Il 22 giugno 2025, nell’ambito dell’operazione Midnight Hammer, le forze americane colpirono Fordow, Natanz e Isfahan, infliggendo danni ingenti ai principali impianti di arricchimento, ma Pickaxe Mountain non venne colpita. E i lavori, anziché fermarsi, accelerarono. Le immagini satellitari commerciali di Maxar Technologies, Planet Labs e Airbus Defence and Space hanno documentato tutto: ingressi rinforzati con cemento armato, un muro di sicurezza perimetrale allargato, cumuli crescenti di materiale di scavo. Nell’aprile 2026, i due accessi orientali erano stati parzialmente ostruiti con terra e detriti, rendendo inaccessibile senza mezzi pesanti l’entrata all’area, un ostacolo pensato tanto contro i bombardieri quanto contro gli ispettori. L’Agenzia internazionale per l’energia atomica (Aiea) non ha mai avuto accesso al sito e il suo direttore generale Rafael Grossi ha indicato che qui potrebbe trovarsi parte dell’uranio arricchito al 60% in quantità sufficiente, se ulteriormente lavorato, per più ordigni. Con la distruzione degli altri impianti nei raid, oggi Pickaxe Mountain è diventata la struttura più intatta del programma nucleare iraniano.
Ma c’è un’altra struttura altrettanto irraggiungibile e misteriosa che si trova a soli trenta chilometri da Teheran. È il complesso militare di Parchin. Qui, prima del 2003, l’Iran conduceva esperimenti con esplosivi nell'ambito del Piano Amad, il programma segreto che, secondo l’Aiea, puntava allo sviluppo di un ordigno nucleare. La struttura cruciale si chiama Taleghan 2: una camera cilindrica dove fu testato almeno una volta il “generatore di onde d’urto”, il meccanismo che in una bomba nucleare fa detonare simultaneamente la carica convenzionale attorno al nucleo fissile. Agli ispettori dell’Aiea non è mai stato permesso visitare l’edificio. Nell’ottobre 2024, Israele colpì l’area, ma le immagini satellitari mostrarono che la ricostruzione iniziò quasi immediatamente. E nei mesi successivi i satelliti documentarono le riparazioni per proteggere il sito: prima uno scheletro d’acciaio, poi un tetto metallico, poi una copertura parziale di cemento, e infine, nelle immagini del febbraio 2026, la struttura scompare completamente, sepolta da quello che l’Institute for the study of war (Isw) ha definito un «sarcofago di cemento» ricoperto di terra. Un bunker costruito sulle stesse fondamenta del vecchio laboratorio per test nucleari, reso invisibile ai satelliti e ai radar.
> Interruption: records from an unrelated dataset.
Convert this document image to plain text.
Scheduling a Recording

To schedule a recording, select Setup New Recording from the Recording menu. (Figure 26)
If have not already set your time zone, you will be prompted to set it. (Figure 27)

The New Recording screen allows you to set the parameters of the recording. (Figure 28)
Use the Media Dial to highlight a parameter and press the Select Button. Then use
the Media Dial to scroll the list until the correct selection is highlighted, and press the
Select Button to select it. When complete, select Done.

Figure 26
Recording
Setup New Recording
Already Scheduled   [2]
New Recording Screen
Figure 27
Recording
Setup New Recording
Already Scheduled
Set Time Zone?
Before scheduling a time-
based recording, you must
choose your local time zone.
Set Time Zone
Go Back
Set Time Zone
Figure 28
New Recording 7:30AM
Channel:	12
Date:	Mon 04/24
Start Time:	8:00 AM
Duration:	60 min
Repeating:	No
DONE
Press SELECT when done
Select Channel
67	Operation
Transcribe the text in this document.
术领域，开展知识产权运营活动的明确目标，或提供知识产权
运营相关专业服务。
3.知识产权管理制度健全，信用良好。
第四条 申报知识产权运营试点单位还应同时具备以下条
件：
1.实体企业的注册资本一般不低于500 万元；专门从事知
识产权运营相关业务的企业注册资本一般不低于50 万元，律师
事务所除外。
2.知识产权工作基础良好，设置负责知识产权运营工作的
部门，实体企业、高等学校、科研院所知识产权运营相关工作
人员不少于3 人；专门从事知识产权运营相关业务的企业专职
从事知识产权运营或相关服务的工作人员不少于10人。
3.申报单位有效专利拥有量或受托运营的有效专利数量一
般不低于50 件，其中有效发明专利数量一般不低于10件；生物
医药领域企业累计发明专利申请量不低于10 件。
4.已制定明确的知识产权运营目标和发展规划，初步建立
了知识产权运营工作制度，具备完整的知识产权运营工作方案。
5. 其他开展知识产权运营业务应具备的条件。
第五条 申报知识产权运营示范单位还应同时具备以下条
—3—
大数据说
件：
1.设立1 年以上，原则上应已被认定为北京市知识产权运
Le cautele sono d'obbligo: l’Isw stesso precisa che «sono possibili molti altri scopi non nucleari», ma gli analisti si chiedono perché seppellire sotto cemento un impianto sullo stesso sito dove, vent’anni fa, si testava il meccanismo di innesco di una bomba atomica?
Le due vicende obbediscono a una logica coerente: portare il programma nucleare al di sotto della soglia di visibilità e vulnerabilità. È una lezione imparata da decenni di sanzioni e attacchi, che pone un paradosso irrisolvibile: l’Aiea non può verificare ciò che non riesce a vedere, e i bunker buster più potenti hanno un limite fisico. Se la bomba non può raggiungerli, rimane solo la diplomazia che per ora sembra anch'essa incapace di aprire quei tunnel.